Libya’s alleged involvement in the 1986 bombing of a Berlin nightclub in which two American soldiers were killed prompted US air attacks on Tripoli and Benghazi, killing 35 Libyans. Ronald Reagan, then the US president, called him a “mad dog”.
The 1988 Pan Am bombing over Lockerbie is possibly the most well-known and controversial incident associated internationally with Gaddafi.
For many years, Gaddafi denied involvement, resulting in UN sanctions and Libya’s status as a pariah state. Abdel Basset al-Megrahi, a Libyan intelligence agent, was convicted of planting the bomb. In 2003, Gaddafi’s regime formally accepted responsibility for the attack and paid compensation to the families of those who died.
Gaddafi also broke Libya’s isolation from the West in the same year by relinquishing his entire inventory of weapons of mass destruction.
In September 2004, George W Bush, the US president at the time, formally ended a US trade embargo as a result of Gaddafi’s scrapping of the arms programme and taking responsibility for Lockerbie.
The normalisation of relations with Western powers allowed the Libyan economy to grow, and the oil industry in particular benefited.

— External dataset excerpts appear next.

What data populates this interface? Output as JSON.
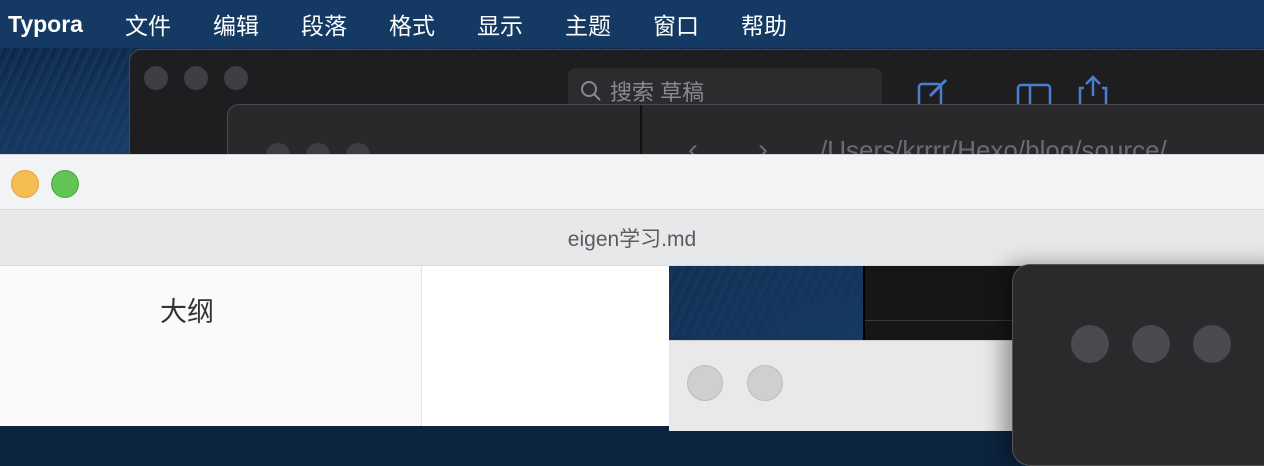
{
  "menubar": {
    "app_name": "Typora",
    "items": [
      "文件",
      "编辑",
      "段落",
      "格式",
      "显示",
      "主题",
      "窗口",
      "帮助"
    ]
  },
  "background_window": {
    "search_placeholder": "搜索 草稿",
    "path_text": "/Users/krrrr/Hexo/blog/source/"
  },
  "document": {
    "tab_title": "eigen学习.md",
    "sidebar_title": "大纲"
  },
  "colors": {
    "menubar": "#143a63",
    "traffic_yellow": "#f5bd4f",
    "traffic_green": "#61c454",
    "accent_blue": "#4a7fd0"
  }
}
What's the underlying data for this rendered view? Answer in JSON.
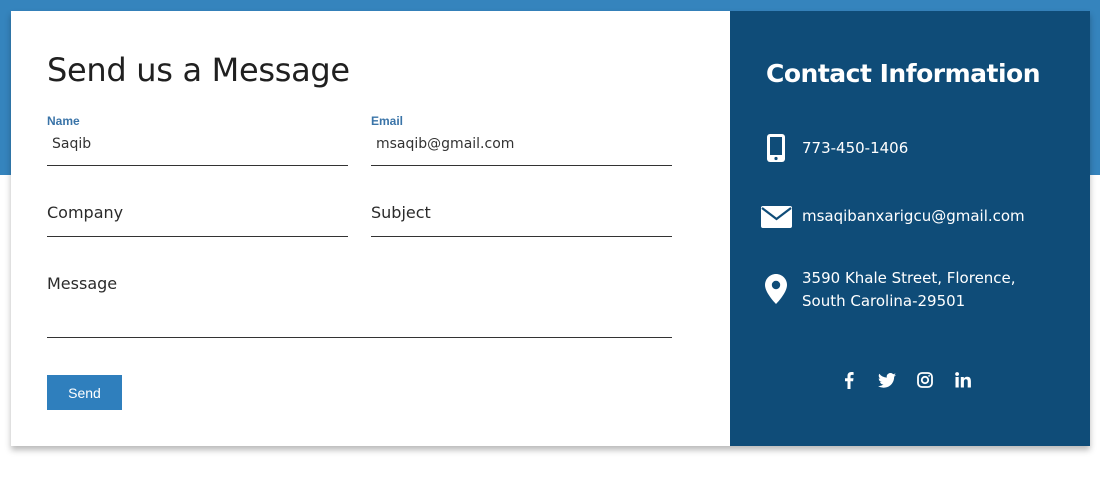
{
  "form": {
    "title": "Send us a Message",
    "name": {
      "label": "Name",
      "value": "Saqib"
    },
    "email": {
      "label": "Email",
      "value": "msaqib@gmail.com"
    },
    "company": {
      "placeholder": "Company"
    },
    "subject": {
      "placeholder": "Subject"
    },
    "message": {
      "placeholder": "Message"
    },
    "send_label": "Send"
  },
  "contact": {
    "title": "Contact Information",
    "phone": "773-450-1406",
    "email": "msaqibanxarigcu@gmail.com",
    "address": "3590 Khale Street, Florence,\nSouth Carolina-29501"
  },
  "social": [
    "facebook-icon",
    "twitter-icon",
    "instagram-icon",
    "linkedin-icon"
  ],
  "colors": {
    "accent": "#3584bd",
    "panel": "#0f4c78",
    "button": "#2f7fbd",
    "label": "#3a74a8"
  }
}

However, Gaddafi and Lockerbie came back into the spotlight in 2009, when al-Megrahi was released from a Scottish prison on the grounds that he was terminally ill and was nearing death. He returned to Libya to a hero’s welcome from Gaddafi and many Libyans, sparking condemnation by the US and the UK, among others.

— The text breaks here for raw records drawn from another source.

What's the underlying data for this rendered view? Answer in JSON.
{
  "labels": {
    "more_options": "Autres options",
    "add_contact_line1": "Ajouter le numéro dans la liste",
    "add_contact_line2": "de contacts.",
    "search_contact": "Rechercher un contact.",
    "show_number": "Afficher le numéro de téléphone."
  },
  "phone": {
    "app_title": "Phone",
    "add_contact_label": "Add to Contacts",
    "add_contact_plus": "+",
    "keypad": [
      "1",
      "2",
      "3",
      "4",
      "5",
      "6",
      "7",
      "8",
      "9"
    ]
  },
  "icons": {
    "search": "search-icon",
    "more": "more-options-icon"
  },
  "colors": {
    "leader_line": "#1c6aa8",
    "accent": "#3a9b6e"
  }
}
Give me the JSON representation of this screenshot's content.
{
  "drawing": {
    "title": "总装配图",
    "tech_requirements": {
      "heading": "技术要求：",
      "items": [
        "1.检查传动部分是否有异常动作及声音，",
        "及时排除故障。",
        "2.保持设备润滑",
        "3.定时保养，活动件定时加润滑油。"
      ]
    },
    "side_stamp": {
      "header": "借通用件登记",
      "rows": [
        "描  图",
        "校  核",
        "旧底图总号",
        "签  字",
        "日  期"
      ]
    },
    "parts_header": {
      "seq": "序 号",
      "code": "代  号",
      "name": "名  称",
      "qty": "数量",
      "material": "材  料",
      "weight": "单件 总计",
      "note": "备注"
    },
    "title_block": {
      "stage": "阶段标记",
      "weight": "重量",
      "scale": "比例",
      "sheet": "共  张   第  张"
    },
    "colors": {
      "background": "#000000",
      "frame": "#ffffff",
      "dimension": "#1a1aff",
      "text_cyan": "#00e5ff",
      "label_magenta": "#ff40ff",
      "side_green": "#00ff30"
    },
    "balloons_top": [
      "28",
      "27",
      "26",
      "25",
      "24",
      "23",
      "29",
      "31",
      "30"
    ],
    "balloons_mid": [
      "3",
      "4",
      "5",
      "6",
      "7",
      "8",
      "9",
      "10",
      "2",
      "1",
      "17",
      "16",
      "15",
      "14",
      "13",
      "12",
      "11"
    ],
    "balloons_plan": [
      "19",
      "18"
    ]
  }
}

In September 2009, Gaddafi visited the US for his first appearance at the UN General Assembly.
His speech was supposed to last 15 minutes, but ended up lasting over an hour. He tore up a copy of the UN charter, accused the Security Council of being a terrorist body similar to al-Qaeda, and demanded $7.7tn in compensation to be paid to Africa by its past colonial rulers.

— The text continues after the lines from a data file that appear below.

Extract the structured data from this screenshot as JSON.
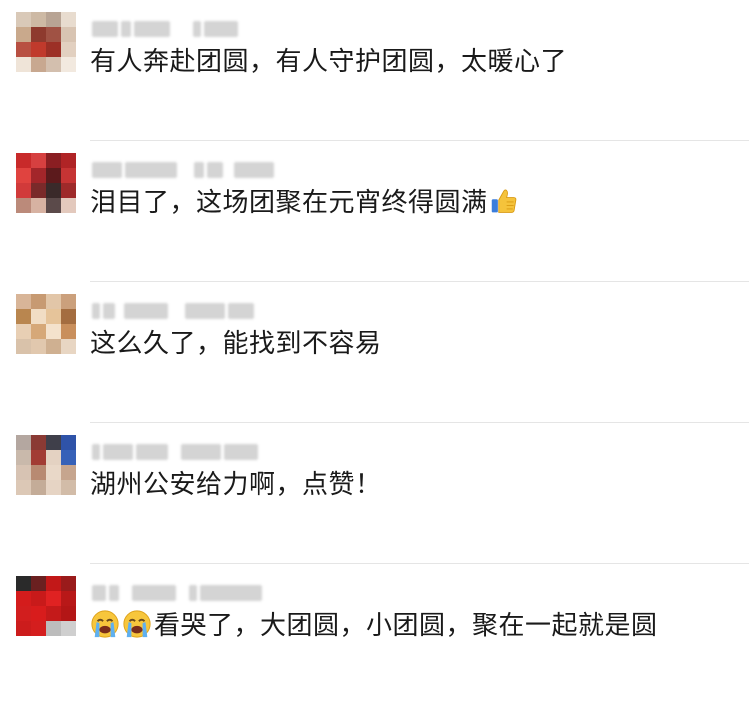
{
  "comments": [
    {
      "text": "有人奔赴团圆，有人守护团圆，太暖心了",
      "avatar_colors": [
        "#d9c9b8",
        "#cdb9a4",
        "#b8a494",
        "#e8dccf",
        "#c9a98c",
        "#8e3a2e",
        "#a05244",
        "#d8c4b2",
        "#b85042",
        "#c03a2c",
        "#9c3026",
        "#e2d0c0",
        "#efe4d8",
        "#c8a890",
        "#d3bfae",
        "#f2e9df"
      ]
    },
    {
      "text": "泪目了，这场团聚在元宵终得圆满",
      "emoji_after": "thumbs-up-icon",
      "avatar_colors": [
        "#c82a2a",
        "#d64040",
        "#8a1e22",
        "#b02426",
        "#e0433f",
        "#a3262a",
        "#5c1a1c",
        "#c63434",
        "#d13a3a",
        "#7a2a2a",
        "#3a2a2a",
        "#9e2a2a",
        "#bb8a7a",
        "#d7b2a2",
        "#5b4a4a",
        "#e3c9bd"
      ]
    },
    {
      "text": "这么久了，能找到不容易",
      "avatar_colors": [
        "#d8b598",
        "#c79a72",
        "#e2c6a8",
        "#cba07c",
        "#b9864f",
        "#f1ddc4",
        "#e6c49a",
        "#a46d40",
        "#e8cfb4",
        "#d6a878",
        "#f4e2cc",
        "#c98f5c",
        "#d9c2aa",
        "#e1c8ae",
        "#cfb091",
        "#e8d6c3"
      ]
    },
    {
      "text": "湖州公安给力啊，点赞！",
      "avatar_colors": [
        "#b4a7a0",
        "#8a3a34",
        "#3f3f4a",
        "#2f53a8",
        "#c9b9ab",
        "#a23c34",
        "#e4d2c2",
        "#3661b8",
        "#d7c3b3",
        "#b88a72",
        "#e9d8c8",
        "#c6a58e",
        "#dcc8b6",
        "#c4ac98",
        "#e6d4c4",
        "#d2bca8"
      ]
    },
    {
      "text": "看哭了，大团圆，小团圆，聚在一起就是圆",
      "emoji_before": [
        "loudly-crying-face-icon",
        "loudly-crying-face-icon"
      ],
      "avatar_colors": [
        "#2a2a2a",
        "#6a2020",
        "#c21818",
        "#9a1b1b",
        "#d41c1c",
        "#c81a1a",
        "#e02222",
        "#b81818",
        "#d21e1e",
        "#d81c1c",
        "#c41a1a",
        "#b31616",
        "#cc1c1c",
        "#d41e1e",
        "#bcbcbc",
        "#cfcfcf"
      ]
    }
  ]
}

Inspired by uprisings in Tunisia and Egypt, Libyans began to hold protests against Gaddafi’s government in the eastern city of Benghazi in February of this year.
He used military force to quell demonstrations, but the protests escalated into an all-out armed conflict, with NATO-led forces intervening.
On June 27, the actions of the Libyan government were referred to the International Criminal Court, which issued arrest warrants for Gaddafi, one of his sons and his spy chief on charges of crimes against humanity.
Gaddafi repeatedly blamed the unrest on al-Qaeda and a “colonialist plot”. He called those opposed to him “rats”, and alleged that they had been influenced by “hallucinogenic drugs”.
In his last address before the NTC’s fighters entered Tripoli, he accused “Western intelligence” of “working with al-Qaeda to destroy Libya”.